Deviation of the estimated torques from actual measured disturbance torques exerted on the system.
Experimental data to validate the proposed disturbance estimation algorithm.
Here,
Using the provided estimation of
4. Conclusion
Worm gearboxes are widely used in industrial power transmission systems whose internal dynamics might be considered as a nonlinear function of worm velocity, external torque, and input voltage of the driving PMDC machine. For the implementation of worm gearboxes in high-precision servo applications, the measurement of output shaft loading torque is of critical importance.

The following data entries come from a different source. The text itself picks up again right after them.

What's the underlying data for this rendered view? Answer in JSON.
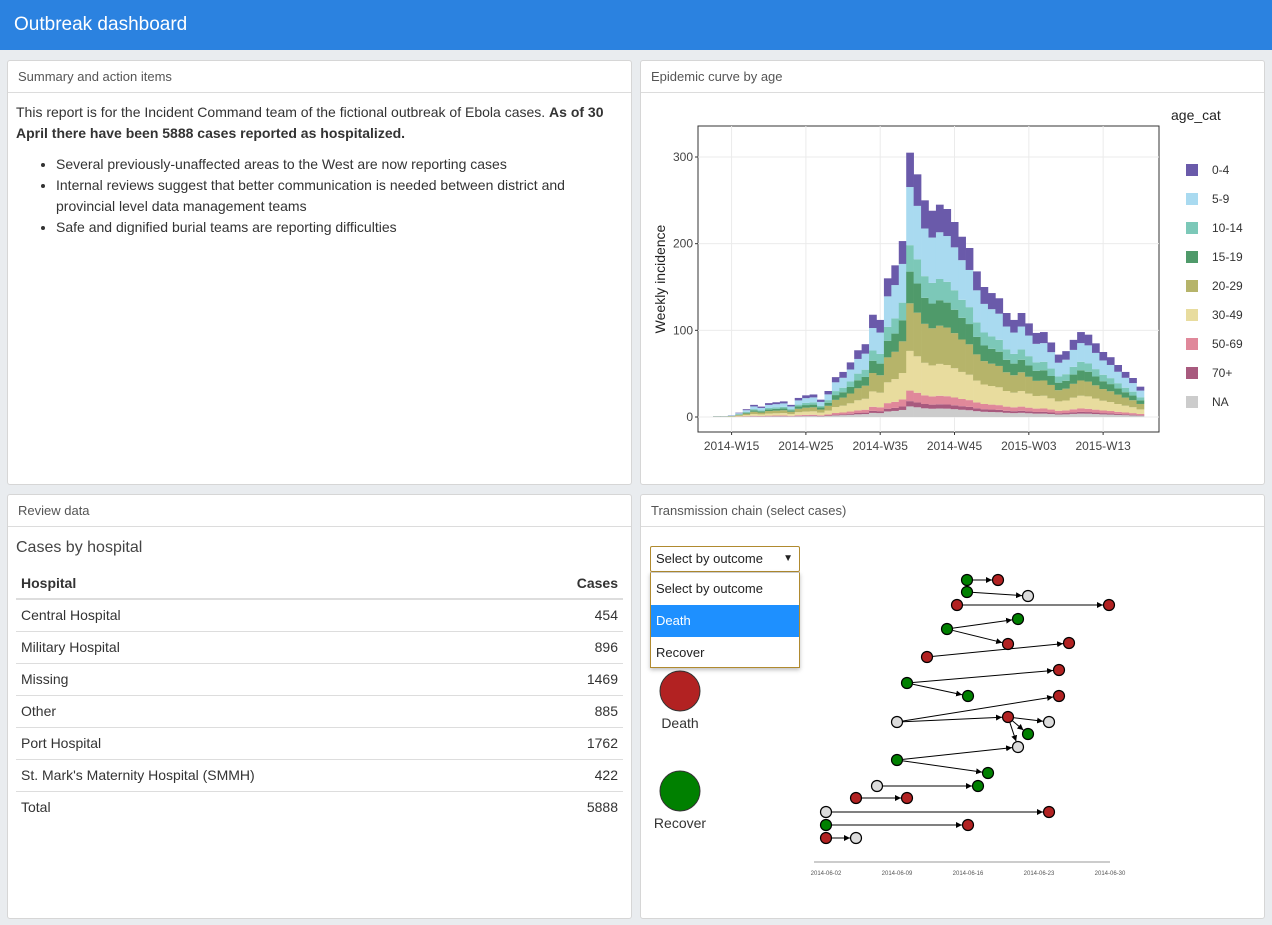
{
  "app": {
    "title": "Outbreak dashboard"
  },
  "summary": {
    "header": "Summary and action items",
    "intro": "This report is for the Incident Command team of the fictional outbreak of Ebola cases. ",
    "intro_bold": "As of 30 April there have been 5888 cases reported as hospitalized.",
    "bullets": [
      "Several previously-unaffected areas to the West are now reporting cases",
      "Internal reviews suggest that better communication is needed between district and provincial level data management teams",
      "Safe and dignified burial teams are reporting difficulties"
    ]
  },
  "epi": {
    "header": "Epidemic curve by age"
  },
  "review": {
    "header": "Review data",
    "table_title": "Cases by hospital",
    "columns": [
      "Hospital",
      "Cases"
    ],
    "rows": [
      [
        "Central Hospital",
        "454"
      ],
      [
        "Military Hospital",
        "896"
      ],
      [
        "Missing",
        "1469"
      ],
      [
        "Other",
        "885"
      ],
      [
        "Port Hospital",
        "1762"
      ],
      [
        "St. Mark's Maternity Hospital (SMMH)",
        "422"
      ],
      [
        "Total",
        "5888"
      ]
    ]
  },
  "chain": {
    "header": "Transmission chain (select cases)",
    "select_value": "Select by outcome",
    "options": [
      "Select by outcome",
      "Death",
      "Recover"
    ],
    "active_option": "Death",
    "legend": [
      {
        "label": "Death",
        "color": "#b22222"
      },
      {
        "label": "Recover",
        "color": "#008000"
      }
    ],
    "unknown_color": "#dcdcdc",
    "dates": [
      "2014-06-02",
      "2014-06-09",
      "2014-06-16",
      "2014-06-23",
      "2014-06-30"
    ]
  },
  "chart_data": {
    "type": "bar",
    "stacked": true,
    "ylabel": "Weekly incidence",
    "ylim": [
      0,
      330
    ],
    "yticks": [
      0,
      100,
      200,
      300
    ],
    "x_tick_labels": [
      "2014-W15",
      "2014-W25",
      "2014-W35",
      "2014-W45",
      "2015-W03",
      "2015-W13"
    ],
    "legend_title": "age_cat",
    "legend_position": "right",
    "grid": true,
    "weeks": [
      "2014-W13",
      "2014-W14",
      "2014-W15",
      "2014-W16",
      "2014-W17",
      "2014-W18",
      "2014-W19",
      "2014-W20",
      "2014-W21",
      "2014-W22",
      "2014-W23",
      "2014-W24",
      "2014-W25",
      "2014-W26",
      "2014-W27",
      "2014-W28",
      "2014-W29",
      "2014-W30",
      "2014-W31",
      "2014-W32",
      "2014-W33",
      "2014-W34",
      "2014-W35",
      "2014-W36",
      "2014-W37",
      "2014-W38",
      "2014-W39",
      "2014-W40",
      "2014-W41",
      "2014-W42",
      "2014-W43",
      "2014-W44",
      "2014-W45",
      "2014-W46",
      "2014-W47",
      "2014-W48",
      "2014-W49",
      "2014-W50",
      "2014-W51",
      "2014-W52",
      "2015-W01",
      "2015-W02",
      "2015-W03",
      "2015-W04",
      "2015-W05",
      "2015-W06",
      "2015-W07",
      "2015-W08",
      "2015-W09",
      "2015-W10",
      "2015-W11",
      "2015-W12",
      "2015-W13",
      "2015-W14",
      "2015-W15",
      "2015-W16",
      "2015-W17",
      "2015-W18"
    ],
    "totals": [
      1,
      1,
      2,
      5,
      9,
      14,
      12,
      16,
      17,
      18,
      14,
      22,
      25,
      26,
      20,
      30,
      46,
      52,
      63,
      77,
      84,
      118,
      112,
      160,
      175,
      203,
      305,
      280,
      250,
      238,
      245,
      240,
      225,
      208,
      195,
      168,
      150,
      143,
      137,
      120,
      112,
      120,
      108,
      97,
      98,
      86,
      72,
      76,
      89,
      98,
      95,
      85,
      75,
      69,
      60,
      52,
      45,
      35
    ],
    "series": [
      {
        "name": "0-4",
        "color": "#6a5aaa",
        "share": 0.13
      },
      {
        "name": "5-9",
        "color": "#a9daf0",
        "share": 0.22
      },
      {
        "name": "10-14",
        "color": "#7cc8b8",
        "share": 0.1
      },
      {
        "name": "15-19",
        "color": "#4f9a6a",
        "share": 0.12
      },
      {
        "name": "20-29",
        "color": "#b6b46a",
        "share": 0.18
      },
      {
        "name": "30-49",
        "color": "#e8dc9e",
        "share": 0.15
      },
      {
        "name": "50-69",
        "color": "#e0889a",
        "share": 0.04
      },
      {
        "name": "70+",
        "color": "#a85a7e",
        "share": 0.02
      },
      {
        "name": "NA",
        "color": "#cccccc",
        "share": 0.04
      }
    ]
  }
}
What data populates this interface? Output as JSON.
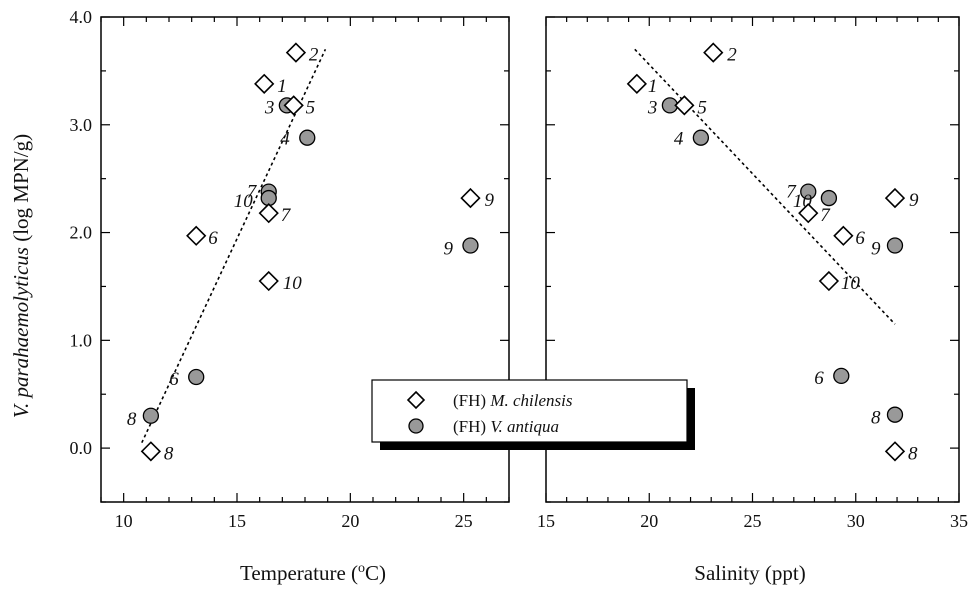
{
  "ylabel_italic": "V. parahaemolyticus",
  "ylabel_rest": " (log MPN/g)",
  "legend": {
    "items": [
      {
        "prefix": "(FH) ",
        "species": "M. chilensis",
        "marker": "diamond",
        "color": "#ffffff"
      },
      {
        "prefix": "(FH) ",
        "species": "V. antiqua",
        "marker": "circle",
        "color": "#999999"
      }
    ]
  },
  "chart_data": [
    {
      "type": "scatter",
      "xlabel": "Temperature (oC)",
      "xlim": [
        9,
        27
      ],
      "ylim": [
        -0.5,
        4.0
      ],
      "xticks": [
        10,
        15,
        20,
        25
      ],
      "yticks": [
        0.0,
        1.0,
        2.0,
        3.0,
        4.0
      ],
      "yticklabels": [
        "0.0",
        "1.0",
        "2.0",
        "3.0",
        "4.0"
      ],
      "grid": false,
      "series": [
        {
          "name": "(FH) M. chilensis",
          "marker": "diamond",
          "points": [
            {
              "x": 16.2,
              "y": 3.38,
              "label": "1"
            },
            {
              "x": 17.6,
              "y": 3.67,
              "label": "2"
            },
            {
              "x": 17.5,
              "y": 3.18,
              "label": "5"
            },
            {
              "x": 13.2,
              "y": 1.97,
              "label": "6"
            },
            {
              "x": 16.4,
              "y": 2.18,
              "label": "7"
            },
            {
              "x": 11.2,
              "y": -0.03,
              "label": "8"
            },
            {
              "x": 25.3,
              "y": 2.32,
              "label": "9"
            },
            {
              "x": 16.4,
              "y": 1.55,
              "label": "10"
            }
          ]
        },
        {
          "name": "(FH) V. antiqua",
          "marker": "circle",
          "points": [
            {
              "x": 17.2,
              "y": 3.18,
              "label": "3"
            },
            {
              "x": 18.1,
              "y": 2.88,
              "label": "4"
            },
            {
              "x": 13.2,
              "y": 0.66,
              "label": "6"
            },
            {
              "x": 16.4,
              "y": 2.38,
              "label": "7"
            },
            {
              "x": 11.2,
              "y": 0.3,
              "label": "8"
            },
            {
              "x": 25.3,
              "y": 1.88,
              "label": "9"
            },
            {
              "x": 16.4,
              "y": 2.32,
              "label": "10"
            }
          ]
        }
      ],
      "trendline": {
        "x": [
          10.8,
          18.9
        ],
        "y": [
          0.05,
          3.7
        ],
        "style": "dotted"
      }
    },
    {
      "type": "scatter",
      "xlabel": "Salinity (ppt)",
      "xlim": [
        15,
        35
      ],
      "ylim": [
        -0.5,
        4.0
      ],
      "xticks": [
        15,
        20,
        25,
        30,
        35
      ],
      "grid": false,
      "series": [
        {
          "name": "(FH) M. chilensis",
          "marker": "diamond",
          "points": [
            {
              "x": 19.4,
              "y": 3.38,
              "label": "1"
            },
            {
              "x": 23.1,
              "y": 3.67,
              "label": "2"
            },
            {
              "x": 21.7,
              "y": 3.18,
              "label": "5"
            },
            {
              "x": 29.4,
              "y": 1.97,
              "label": "6"
            },
            {
              "x": 27.7,
              "y": 2.18,
              "label": "7"
            },
            {
              "x": 31.9,
              "y": -0.03,
              "label": "8"
            },
            {
              "x": 31.9,
              "y": 2.32,
              "label": "9"
            },
            {
              "x": 28.7,
              "y": 1.55,
              "label": "10"
            }
          ]
        },
        {
          "name": "(FH) V. antiqua",
          "marker": "circle",
          "points": [
            {
              "x": 21.0,
              "y": 3.18,
              "label": "3"
            },
            {
              "x": 22.5,
              "y": 2.88,
              "label": "4"
            },
            {
              "x": 29.3,
              "y": 0.67,
              "label": "6"
            },
            {
              "x": 27.7,
              "y": 2.38,
              "label": "7"
            },
            {
              "x": 31.9,
              "y": 0.31,
              "label": "8"
            },
            {
              "x": 31.9,
              "y": 1.88,
              "label": "9"
            },
            {
              "x": 28.7,
              "y": 2.32,
              "label": "10"
            }
          ]
        }
      ],
      "trendline": {
        "x": [
          19.3,
          31.9
        ],
        "y": [
          3.7,
          1.15
        ],
        "style": "dotted"
      }
    }
  ]
}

Due to the fact that torque/force measurement does require extra mechanical mounting and electrical/digital circuitry equipped with several noise and condition filtering components, this paper is devoted to describe a verified technique for torque sensorless internal model estimation of such gearboxes. To this end, the accurate dynamic model of worm gearbox systems, under all kinetic or kinematic configurations, is obtained in this paper. The approach of this paper is universal and it is extendable to other conventional gearbox systems that utilize similar power transmission methods. Several experiments are conducted and, primarily, a database is created that aims to provide the groundwork for accurate estimation of the disturbance torque. It is illustrated that upon integrating this database with a modified KNN algorithm, it is possible to estimate the disturbance torque with acceptable accuracy. The general behavior of the coefficient of friction, normal force, and friction force, upon systematic alteration of the disturbance torque and system velocity, are also presented and these data can act as a guide for further advancement in this topic.
4.1 Future works
By utilizing the proposed algorithm of this paper, the obtained dynamic model of the worm gearbox can be embedded in the structure of a feedback control system. This can make the estimation of the output torque possible without using any torque sensors, whose implementation is always expensive and requires special mounting design and signal conditioners/filters for noise removal. After the determination of the output torque, based on the procedure described in this manuscript, the kinetic model of the worm gearbox is parameterized and identified to be used in the structure of control algorithms. This will eventually lead to more accuracy and precision in the performance of servo systems.
Footnotes
Acknowledgements
The authors of this manuscript are members of the Department of Mechanical Engineering, K. N. Toosi University of Technology, and are not employed by any non-academic government agencies. Also, they are not dependent upon funding or data from any political, military, or sovereignty corporation or organization.
Declaration of conflicting interests
The authors declared no potential conflicts of interest with respect to the research, authorship, and/or publication of this article.
Funding
The authors received no financial support for the research, authorship, and/or publication of this article.